Шрифт:
Интервал:
Закладка:
– А! Да, знаю, – засмеялся Песоцкий, – «Суффранс де Тантал», комеди-водевиль ан эн акт авек купле[323]. Я видел эту пиеску в Париже а л’Амбигю[324] и жалею, что конфузятся давать ее здесь. Презамысловатая штучка! Пароль д’оннёр[325], презамысловатая! – Но не думайте, Вл[адимир] Петр[ович], ведь мосье Эмбер человек очень ком иль фо[326] и ничего, знаете, такого скабрезного нам не напишет, как, например, там страдал в водевиле-то бедняк, окруженный смазливенькими девчонками, а между тем ни тпру ни ну!.. Ха!
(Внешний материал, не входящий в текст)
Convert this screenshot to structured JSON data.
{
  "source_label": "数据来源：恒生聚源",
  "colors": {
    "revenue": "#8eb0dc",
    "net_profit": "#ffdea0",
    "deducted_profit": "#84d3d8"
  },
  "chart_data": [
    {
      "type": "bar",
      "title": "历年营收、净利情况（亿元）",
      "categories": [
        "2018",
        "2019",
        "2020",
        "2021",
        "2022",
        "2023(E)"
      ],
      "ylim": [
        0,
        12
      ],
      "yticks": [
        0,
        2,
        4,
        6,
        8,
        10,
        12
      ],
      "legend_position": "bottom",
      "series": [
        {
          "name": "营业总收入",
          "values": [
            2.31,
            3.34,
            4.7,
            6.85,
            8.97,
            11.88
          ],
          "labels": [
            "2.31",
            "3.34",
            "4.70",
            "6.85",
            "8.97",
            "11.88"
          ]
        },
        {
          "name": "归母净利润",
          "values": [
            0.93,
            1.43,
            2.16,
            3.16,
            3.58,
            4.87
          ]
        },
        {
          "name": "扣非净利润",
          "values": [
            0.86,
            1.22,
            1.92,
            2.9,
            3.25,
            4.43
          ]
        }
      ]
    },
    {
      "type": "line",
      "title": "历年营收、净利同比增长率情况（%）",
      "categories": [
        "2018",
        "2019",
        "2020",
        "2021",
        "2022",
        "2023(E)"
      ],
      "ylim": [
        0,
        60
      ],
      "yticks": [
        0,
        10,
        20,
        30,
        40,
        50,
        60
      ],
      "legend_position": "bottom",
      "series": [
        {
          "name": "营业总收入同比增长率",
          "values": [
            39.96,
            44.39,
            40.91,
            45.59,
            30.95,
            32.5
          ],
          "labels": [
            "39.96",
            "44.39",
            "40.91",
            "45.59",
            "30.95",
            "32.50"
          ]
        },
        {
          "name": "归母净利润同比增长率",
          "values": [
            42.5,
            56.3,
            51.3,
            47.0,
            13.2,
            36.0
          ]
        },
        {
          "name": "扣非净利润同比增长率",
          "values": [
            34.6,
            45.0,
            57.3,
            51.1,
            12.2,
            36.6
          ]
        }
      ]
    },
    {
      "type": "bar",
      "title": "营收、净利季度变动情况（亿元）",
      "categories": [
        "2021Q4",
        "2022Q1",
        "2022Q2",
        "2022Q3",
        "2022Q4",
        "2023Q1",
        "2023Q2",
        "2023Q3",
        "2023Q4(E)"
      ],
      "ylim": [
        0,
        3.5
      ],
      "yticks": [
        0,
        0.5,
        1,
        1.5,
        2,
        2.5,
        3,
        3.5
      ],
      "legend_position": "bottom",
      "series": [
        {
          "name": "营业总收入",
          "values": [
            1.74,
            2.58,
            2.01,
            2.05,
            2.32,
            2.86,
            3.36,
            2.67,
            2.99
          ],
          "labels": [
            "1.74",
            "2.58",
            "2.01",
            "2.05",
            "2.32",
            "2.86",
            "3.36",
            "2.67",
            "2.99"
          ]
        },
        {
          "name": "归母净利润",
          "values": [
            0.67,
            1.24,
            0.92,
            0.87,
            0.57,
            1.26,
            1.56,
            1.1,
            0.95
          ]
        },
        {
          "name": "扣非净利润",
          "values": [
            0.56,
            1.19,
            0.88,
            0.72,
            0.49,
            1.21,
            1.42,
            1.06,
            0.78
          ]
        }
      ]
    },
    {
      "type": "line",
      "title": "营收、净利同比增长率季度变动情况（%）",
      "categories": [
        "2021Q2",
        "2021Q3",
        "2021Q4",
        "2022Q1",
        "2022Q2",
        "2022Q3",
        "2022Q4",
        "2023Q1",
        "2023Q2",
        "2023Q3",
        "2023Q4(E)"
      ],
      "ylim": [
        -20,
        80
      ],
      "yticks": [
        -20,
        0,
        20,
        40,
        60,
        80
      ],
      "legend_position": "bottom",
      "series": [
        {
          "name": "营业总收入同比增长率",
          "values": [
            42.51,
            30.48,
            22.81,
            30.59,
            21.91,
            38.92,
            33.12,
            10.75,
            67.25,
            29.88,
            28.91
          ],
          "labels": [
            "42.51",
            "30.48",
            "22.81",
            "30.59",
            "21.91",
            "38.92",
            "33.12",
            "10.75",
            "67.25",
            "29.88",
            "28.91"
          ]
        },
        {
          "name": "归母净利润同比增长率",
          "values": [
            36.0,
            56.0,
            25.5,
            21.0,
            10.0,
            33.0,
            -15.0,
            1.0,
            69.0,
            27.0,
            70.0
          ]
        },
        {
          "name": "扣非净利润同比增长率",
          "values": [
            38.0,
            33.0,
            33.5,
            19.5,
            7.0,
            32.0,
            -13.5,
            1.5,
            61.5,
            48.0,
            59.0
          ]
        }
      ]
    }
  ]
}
Ха! Ха! Нет, он нам сообщит только все, знаете, рецепты таких разных суфле, финзерб, маседуанов, потажей, женуазов, пассиров, гипполат, волованов, сюпремов[327]! О! Мы за пояс заткнем славящегося теперь «доктора Пуфа», под каким псевдонимом в «Литературной газете» теперь кулинарные прехорошенькие диссертации пописывает известный нам писатель-энциклопедист князь Владимир Федорович Одоевский! Нет-с, ваше сиятельство, шалишь, мы публике покажем у себя не вашу жалкую переделку Карема, а Карема ревю э корриже а л’инстар де ля сосьете рюс!..[328] Так мне это и сказал мосье Эмбер, так. Да к тому же мы с ним ведь скоро породнимся: я, скажу вам антре ну[329], влюбился, как только влюбляются коты весною, в его только что прибывшую из Парижа кузину, очаровательную Атенаис-Клара Обен (Aubain) и надеюсь в непродолжительном времени на ней жениться и жить с нею как голубь с голубкою. Эта, знаете, жизнь безалаберная де гарсон[330] мне смертельно надоела и опротивела, да и здоровье-то мое может вконец разрушить.
Конец концов, как говаривал Барон Брамбеус, был тот, что на другой день мне служитель наш татарин Абрамка представил гласированную[331], с загнутым углом карточку[332], на которой налитографированы были слова: «Edmond Imbert, maître d’hôtel et chef des cuisines de la grande cour de Sa Majesté Impériale»[333]. Владелец этой карточки выражал ломаным русским языком отворившему ему дверь с парадной лестницы Абрамке сожаление, что «не имел оннер[334] находить мосье Борншо[335]», прибавляя: «Ви отдавать мой карт амперер[336]. Ви знает?»
– Как не знать-с, ваше сиятельство, – объяснял французу Абрамка, – как не знать-с, то есть русский царь-с, сам император-с, ваше сиятельство.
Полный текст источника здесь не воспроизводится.